Hydrogenation of dimethyl malonate to 1,3-propanediol catalyzed by a Cu/SiO2 catalyst: the reaction network and the effect of Cu+/Cu0 on selectivity

Abstract

1,3-Propanediol, a vital monomer for the manufacture of commodity polytrimethylene-terephthalate, is commercially produced nowadays through either hydration of acrolein or hydroformylation of ethylene oxide. Herein, for the first time, we present the investigation of an alternative route for 1,3-propanediol production from vapor-phase catalytic hydrogenation of syngas-derived dimethyl malonate on a Cu/SiO₂ catalyst. The catalytic reaction network has been disclosed for the Cu/SiO₂ catalyst, and the reaction proceeds through sequential hydrogenation with methyl 3-hydroxypropionate as the primary product, which can be further converted into 1,3-propanediol or methyl propionate. Excessive hydrogenation of 1,3-propanediol or methyl propionate leads to the formation of n-propanol.
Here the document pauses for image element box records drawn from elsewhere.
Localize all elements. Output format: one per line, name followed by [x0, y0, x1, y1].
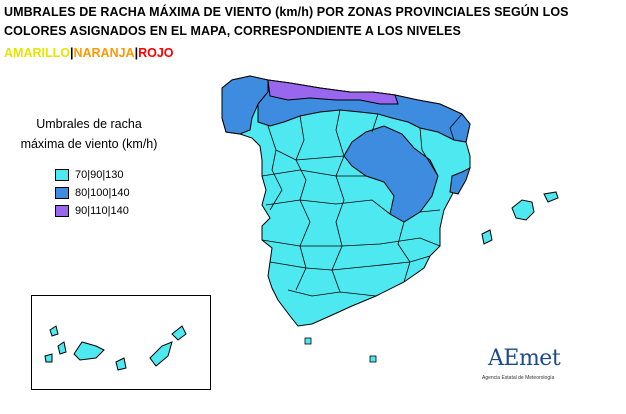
east-coast-zone[interactable] [449, 167, 471, 195]
level-separator: | [134, 46, 139, 60]
legend-item: 80|100|140 [55, 184, 130, 202]
province-borders [261, 109, 463, 297]
canary-islands-inset-frame [31, 295, 211, 390]
legend: 70|90|130 80|100|140 90|110|140 [55, 166, 130, 220]
level-yellow-label: AMARILLO [4, 46, 70, 60]
legend-swatch-purple [55, 205, 69, 217]
ceuta-zone[interactable] [304, 337, 312, 345]
legend-title: Umbrales de racha máxima de viento (km/h… [20, 117, 158, 151]
legend-label: 70|90|130 [75, 169, 124, 181]
canary-islands[interactable] [44, 325, 187, 371]
balearic-islands[interactable] [481, 191, 559, 245]
legend-item: 90|110|140 [55, 202, 130, 220]
galicia-coast-zone[interactable] [221, 75, 269, 135]
legend-swatch-blue [55, 187, 69, 199]
logo-wordmark: AEmet [488, 346, 561, 371]
level-separator: | [69, 46, 74, 60]
legend-item: 70|90|130 [55, 166, 130, 184]
warning-levels: AMARILLO|NARANJA|ROJO [4, 46, 174, 60]
legend-label: 80|100|140 [75, 187, 130, 199]
legend-swatch-cyan [55, 169, 69, 181]
level-orange-label: NARANJA [73, 46, 135, 60]
map-title: UMBRALES DE RACHA MÁXIMA DE VIENTO (km/h… [4, 5, 569, 38]
melilla-zone[interactable] [369, 355, 377, 363]
level-red-label: ROJO [138, 46, 174, 60]
cantabrian-coast-zone[interactable] [267, 79, 399, 105]
legend-label: 90|110|140 [75, 205, 129, 217]
logo-subtitle: Agencia Estatal de Meteorología [482, 375, 555, 381]
aemet-logo: AEmet Agencia Estatal de Meteorología [478, 346, 568, 388]
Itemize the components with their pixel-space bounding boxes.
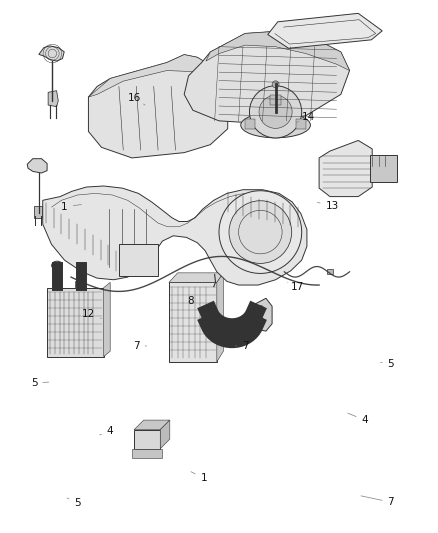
Circle shape: [219, 191, 302, 273]
Polygon shape: [160, 420, 170, 449]
Circle shape: [259, 95, 292, 128]
Polygon shape: [217, 273, 223, 362]
Polygon shape: [134, 420, 170, 430]
Polygon shape: [43, 186, 307, 285]
Polygon shape: [88, 55, 228, 158]
Text: 14: 14: [297, 112, 315, 123]
Polygon shape: [104, 282, 110, 357]
Text: 1: 1: [61, 202, 81, 212]
Bar: [371, 155, 396, 182]
Text: 16: 16: [127, 93, 145, 105]
Bar: [134, 430, 160, 449]
Polygon shape: [39, 46, 64, 61]
Text: 5: 5: [67, 498, 81, 508]
Polygon shape: [27, 159, 47, 173]
Circle shape: [272, 81, 279, 88]
Ellipse shape: [202, 313, 214, 334]
Text: 13: 13: [318, 200, 339, 211]
Bar: [296, 119, 307, 130]
Polygon shape: [254, 298, 272, 331]
Circle shape: [229, 201, 292, 263]
Ellipse shape: [76, 261, 86, 270]
Bar: [169, 282, 217, 362]
Polygon shape: [319, 141, 372, 197]
Bar: [245, 119, 255, 130]
Text: 7: 7: [361, 496, 394, 507]
Polygon shape: [268, 13, 382, 49]
Bar: [74, 281, 82, 288]
Ellipse shape: [52, 261, 63, 270]
Text: 1: 1: [191, 472, 207, 483]
Ellipse shape: [241, 112, 311, 138]
Text: 5: 5: [31, 378, 49, 388]
Bar: [119, 244, 158, 276]
Text: 4: 4: [348, 413, 368, 425]
Polygon shape: [184, 31, 350, 124]
Text: 7: 7: [236, 341, 248, 351]
Text: 17: 17: [288, 281, 304, 292]
Polygon shape: [48, 91, 58, 107]
Text: 4: 4: [100, 426, 113, 435]
Bar: [270, 95, 281, 106]
Bar: [34, 206, 42, 217]
Bar: [327, 269, 333, 274]
Text: 8: 8: [187, 296, 199, 306]
Text: 5: 5: [381, 359, 394, 369]
Text: 7: 7: [133, 341, 147, 351]
Circle shape: [250, 86, 302, 138]
Bar: [132, 449, 162, 458]
Polygon shape: [88, 55, 228, 97]
Polygon shape: [206, 31, 350, 70]
Bar: [47, 288, 104, 357]
Text: 12: 12: [82, 309, 102, 319]
Polygon shape: [169, 273, 223, 282]
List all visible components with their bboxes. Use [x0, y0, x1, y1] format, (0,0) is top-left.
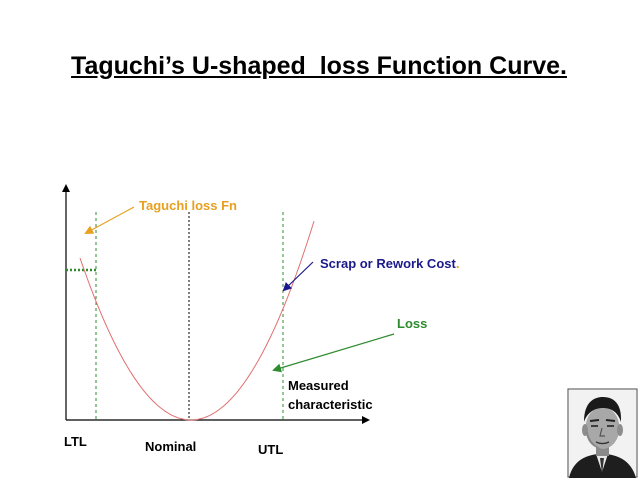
- scrap-rework-text: Scrap or Rework Cost: [320, 256, 456, 271]
- slide-title: Taguchi’s U-shaped loss Function Curve.: [71, 52, 567, 80]
- loss-pointer-arrow: [272, 333, 395, 373]
- scrap-rework-label: Scrap or Rework Cost.: [320, 254, 459, 273]
- scrap-rework-period: .: [455, 256, 460, 271]
- measured-line-1: Measured: [288, 378, 349, 393]
- taguchi-loss-label: Taguchi loss Fn: [139, 198, 237, 213]
- measured-characteristic-label: Measured characteristic: [288, 376, 373, 414]
- utl-label: UTL: [258, 442, 284, 457]
- ltl-label: LTL: [64, 434, 87, 449]
- taguchi-pointer-arrow: [84, 206, 135, 234]
- measured-line-2: characteristic: [288, 397, 373, 412]
- loss-curve: [79, 220, 315, 421]
- person-photo-icon: [567, 388, 638, 478]
- nominal-label: Nominal: [145, 439, 197, 454]
- loss-label: Loss: [397, 316, 428, 331]
- scrap-pointer-arrow: [282, 261, 314, 292]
Meanwhile, a small amount of dimethyl malonate cracks into methyl acetate. The structural and textural properties of Cu/SiO₂ catalysts with varied copper loadings were extensively characterized by X-ray diffraction, Fourier transform infrared spectroscopy, H₂-temperature programmed reduction, X-ray photoelectron spectroscopy, N₂ physisorption, CO chemisorption, N₂O titration, and transmission electron microscopy. A correlation of the areal activity to copper components suggests that metallic copper modified by the co-present Cu⁺ species may be the active site for the hydrogenation. The highest 1,3-propanediol selectivity was achieved on a catalyst with a maximum Cu⁺/(Cu⁰ + Cu⁺) ratio of 0.41. The revelation of catalytic networks and insights into the active species can provide guidance for future rational design of catalysts for regioselective hydrogenation of CO bonds in dimethyl malonate.